Because the truth is that it’s not getting cooler. Anyone in Los Angeles, which saw temperatures of 120 degrees Fahrenheit this month, or in Las Vegas, which hit 113 in July, can tell you that.

Taking climate seriously shouldn’t be a partisan issue. This is about safeguarding property, protecting local economies and saving lives. Lives of first responders, who have too much to do with too few resources. Lives of civilians throughout Nevada and the West, frightened by what they are seeing literally in their backyards. 

So I plan to listen to what the scientists are telling us.

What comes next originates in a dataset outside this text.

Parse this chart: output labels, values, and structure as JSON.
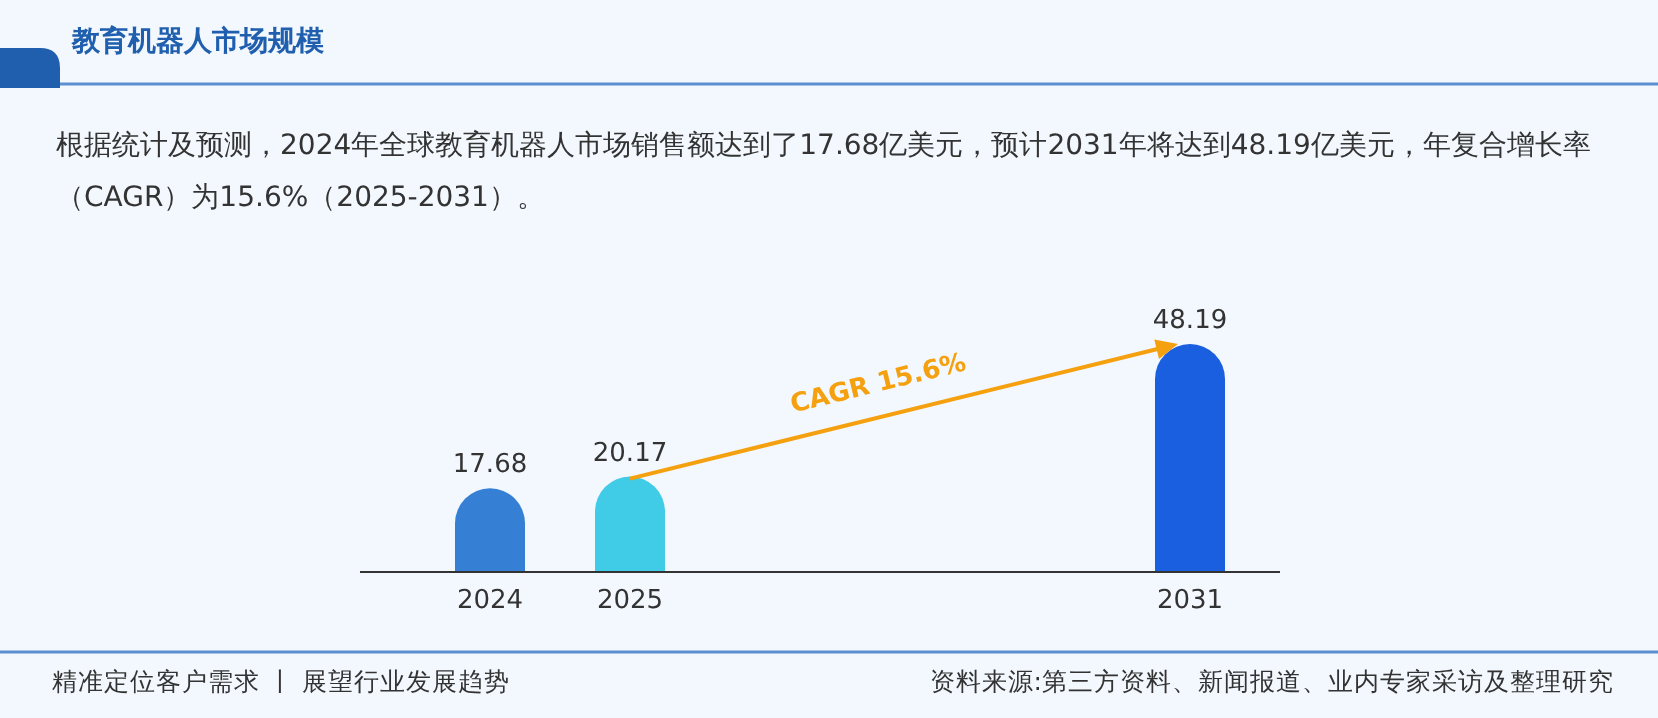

I’m listening to Nevadans in places like Winnemucca and Elko, where ranchers and local officials have lived through these fires.

I’m listening to Nevada’s tribal leaders, whose people have been stewards of the land for millennia, and to other communities of color, who are among the hardest hit when disaster strikes.

And yes, I’m listening to my colleagues, who have devastating stories of what’s happening to their own constituents in their states right now.

The climate crisis is all around us, from the wildfires we’re seeing in the West, to the hurricanes that we’re seeing right now in the South. It is time for us to take bipartisan action, address the climate crisis, and make sure we are doing what we do best: funding short-term and long-term policies and goals to address these issues. And I look forward to working with my colleagues around this space.